Wer jetzt die 50+1-Diskussion, mit all ihren Reizthemen, allerdings als eine unter den Branchenriesen des deutschen Fußballs abtut, verkennt eines: Sie wird für den gesamten Bereich der Deutschen Fußball-Liga (DFL) geführt. Dazu zählen eben auch die 18 Zweitligisten. Wenn es nach dem Willen (und Wünschen) der überwiegenden Mehrheit der FCM-Anhänger einer ganzen Region geht, gehören die Blau-Weißen in nur wenigen Wochen zu ebendiesem elitären Kreis. Dann treffen alle mit 50+1 verbundenen Fragen ebenso auf die Magdeburger zu.

Nun hat der Klub aus der Elbestadt vor Jahresfrist bei der Ausgliederung seiner Profimannschaft in eine eigene Kapitalgesellschaft bereits deutlich Flagge gezeigt. Mögliche Investoren, so wurde beschlossen, sehen sich  künftig  einer 75-Prozent-Sperrminorität in der Mitgliederversammlung gegenüber. Dies auszuhebeln dürfte – wenn überhaupt – nur mit einem juristischen Brachialurteil möglich sein.

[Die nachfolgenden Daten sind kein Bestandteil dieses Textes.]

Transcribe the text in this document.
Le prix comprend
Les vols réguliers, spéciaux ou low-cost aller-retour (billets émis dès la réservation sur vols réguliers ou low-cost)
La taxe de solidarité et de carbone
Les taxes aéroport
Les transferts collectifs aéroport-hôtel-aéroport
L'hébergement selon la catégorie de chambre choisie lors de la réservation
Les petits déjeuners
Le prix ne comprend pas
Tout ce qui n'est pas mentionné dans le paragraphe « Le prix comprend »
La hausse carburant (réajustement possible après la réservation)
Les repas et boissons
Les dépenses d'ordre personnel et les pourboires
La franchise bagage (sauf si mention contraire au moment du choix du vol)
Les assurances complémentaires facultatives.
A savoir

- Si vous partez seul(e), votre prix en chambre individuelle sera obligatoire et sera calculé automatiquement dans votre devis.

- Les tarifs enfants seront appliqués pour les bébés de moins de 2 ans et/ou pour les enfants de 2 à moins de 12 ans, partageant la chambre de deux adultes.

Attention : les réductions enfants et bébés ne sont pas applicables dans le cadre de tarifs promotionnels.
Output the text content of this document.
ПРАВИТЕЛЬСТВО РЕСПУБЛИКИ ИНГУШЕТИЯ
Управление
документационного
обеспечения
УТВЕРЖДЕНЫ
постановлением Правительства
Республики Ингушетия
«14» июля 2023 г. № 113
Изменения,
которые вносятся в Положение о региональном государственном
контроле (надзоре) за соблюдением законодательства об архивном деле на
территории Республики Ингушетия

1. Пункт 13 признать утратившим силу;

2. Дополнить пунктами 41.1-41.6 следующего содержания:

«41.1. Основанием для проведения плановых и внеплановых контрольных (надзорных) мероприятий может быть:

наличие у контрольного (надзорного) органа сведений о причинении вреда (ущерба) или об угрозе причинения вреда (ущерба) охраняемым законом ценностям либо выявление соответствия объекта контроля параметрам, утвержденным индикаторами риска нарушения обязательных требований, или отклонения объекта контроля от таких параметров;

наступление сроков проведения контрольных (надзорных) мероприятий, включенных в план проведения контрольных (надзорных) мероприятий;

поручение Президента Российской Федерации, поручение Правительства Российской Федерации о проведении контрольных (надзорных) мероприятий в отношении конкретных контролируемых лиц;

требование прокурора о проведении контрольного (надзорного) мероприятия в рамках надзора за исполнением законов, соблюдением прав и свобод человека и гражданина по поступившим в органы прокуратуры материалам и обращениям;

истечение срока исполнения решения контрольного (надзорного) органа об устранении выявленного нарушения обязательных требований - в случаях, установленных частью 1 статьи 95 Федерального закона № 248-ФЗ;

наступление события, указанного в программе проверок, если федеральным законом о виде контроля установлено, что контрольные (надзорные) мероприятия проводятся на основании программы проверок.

Findet sich in nächster Zeit also kein Kompromiss, so ist zu fürchten, wird dem Fußball das ganze Thema von der Justiz wohl aus der Hand genommen werden. Ähnlich wie an jenem schicksalhaften 15. Dezember 1995, als das sogenannte Bosman-Urteil des Europäischen Gerichtshofes (EuGH) ein wahres Beben im kontinentalen Fußball auslöste. Ein bis dahin gut funktionierendes Transfersystem wurde regelrecht pulverisiert und die Tür für heute Schwindel erregende Ablösesummen bis in dreistellige Millionenhöhe geöffnet. Ähnliches könnte nun drohen, wenn Gerichte und Kartellbehörden über die Rechtsmäßigkeit der 50+1-Bestimmung entscheiden. Wie gesagt, es muss nur einer richtig klagen ... Das Thema ist mit dem Mitgliederentscheid der Liga vom März also längst nicht erledigt. Im Gegenteil: Das Karussell wird jetzt erst richtig Fahrt aufnehmen. Rudi Bartlitz

Kompakt

Die 50+1-Regel ist eine Vorschrift in den Statuten der Deutschen Fußball-Liga. Danach ist es Kapitalanlegern nicht möglich, die Stimmenmehrheit bei Kapitalgesellschaften zu übernehmen, in die Fußballvereine ihre Profimannschaften ausgegliedert haben. Erlaubt ist hingegen, dass sich die Mehrheit des Kapitals im Besitz privater Investoren befindet. Auf einer Mitgliederversammlung der Deutschen Fußball-Liga wurde im März die bisherige Verfahrensweise, die keine Stimmenmehrheit ausländischer Investoren zulässt, zementiert. Die 50+1-Regel in dieser Form existiert nur in Deutschland. In England, Frankreich und Italien beispielsweise besitzen ausländische Großgeldgeber fast uneingeschränkten Zugang zu Fußballvereinen und bestimmen dort die Geschäftspolitik entscheidend mit.